When the world’s leading scientists in antibiotic resistance gather next week, McMaster’s experts will be leading the discussions.

The gathering in California will focus on combating antibiotic resistance – an infectious disease problem experts warn is at crisis proportions.

Several McMaster researchers, who are recognized as world-leaders in this area, have important roles at the conference.

Eric Brown, a professor in McMaster’s Department of Biochemistry and Biomedical Sciences and Canada Research Chair in Microbial Chemical Biology, is a driving force behind this Keystone Symposium, a conference that’s bringing together 150 international experts to talk about ways to address antibiotic resistance.

“Antibiotics have been among the most successful medications of all time, dramatically improving life expectancy and decreasing death from infection,” says Brown. “However, there has been an explosion of resistance to antibiotics and our arsenal of antibiotics is gradually losing its effectiveness. It’s essential that the international research community come together to address this critical issue.”
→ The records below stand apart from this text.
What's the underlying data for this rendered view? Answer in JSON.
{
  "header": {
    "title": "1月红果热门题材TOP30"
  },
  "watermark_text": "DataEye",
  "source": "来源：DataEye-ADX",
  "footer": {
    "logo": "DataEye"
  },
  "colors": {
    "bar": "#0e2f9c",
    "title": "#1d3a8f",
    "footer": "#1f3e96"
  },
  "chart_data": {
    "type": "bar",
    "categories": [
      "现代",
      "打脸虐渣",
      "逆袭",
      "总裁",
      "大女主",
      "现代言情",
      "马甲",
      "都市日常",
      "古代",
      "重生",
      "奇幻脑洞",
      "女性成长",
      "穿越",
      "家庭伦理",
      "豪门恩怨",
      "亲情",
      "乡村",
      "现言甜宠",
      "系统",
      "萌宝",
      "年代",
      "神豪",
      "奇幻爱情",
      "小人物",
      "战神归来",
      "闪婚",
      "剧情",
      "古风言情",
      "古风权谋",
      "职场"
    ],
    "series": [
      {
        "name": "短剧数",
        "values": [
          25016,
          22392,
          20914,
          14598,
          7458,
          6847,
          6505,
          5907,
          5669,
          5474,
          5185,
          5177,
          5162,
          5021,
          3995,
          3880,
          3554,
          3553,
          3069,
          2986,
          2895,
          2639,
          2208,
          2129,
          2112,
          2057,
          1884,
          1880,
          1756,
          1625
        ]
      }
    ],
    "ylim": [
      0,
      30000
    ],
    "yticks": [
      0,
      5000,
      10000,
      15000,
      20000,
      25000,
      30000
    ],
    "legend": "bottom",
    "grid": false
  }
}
Brown, Gerry Wright, a Canada Research Chair in antibiotic biochemistry, and biochemist Lori Burrows, all leading researchers from McMaster’s Michael G. DeGroote Institute for Infectious Disease Research (IIDR), are among the featured speakers at the symposia.

Brown, a co-organizer of the event, says the aim of the conference is to explore current research and look at strategies to combat antibiotic resistance in “gram-negative” bacteria, an area of research that has produced few new drug therapies over the past 15 years.

“The problem of resistance in gram-negative bacteria is acute,” says Brown. “There are few new antibiotics in the development pipeline. The cupboard is truly bare. It’s imperative that we work together to develop new projects and collaborations that lead to innovative, effective therapeutics and potential solutions to what is quickly becoming a public health crisis.”

Brown says the conference will provide a forum for top scientists from academia, medicine, industry and government to share their expertise in a number of areas including drug development, discovery research and best practices in clinical treatment. He hopes the conference will lead to new collaborations, projects and strategies to address gram-negative drug resistance.

The conference is also intended to serve as a training ground for up and coming researchers and will provide junior scientists with an opportunity to learn and contribute their ideas and scientific work. Six McMaster post-doctoral and graduate researchers working at the IIDR will be attending the conference.

The Keystone Symposium takes place from March 29 to April 2 in Tahoe City, California.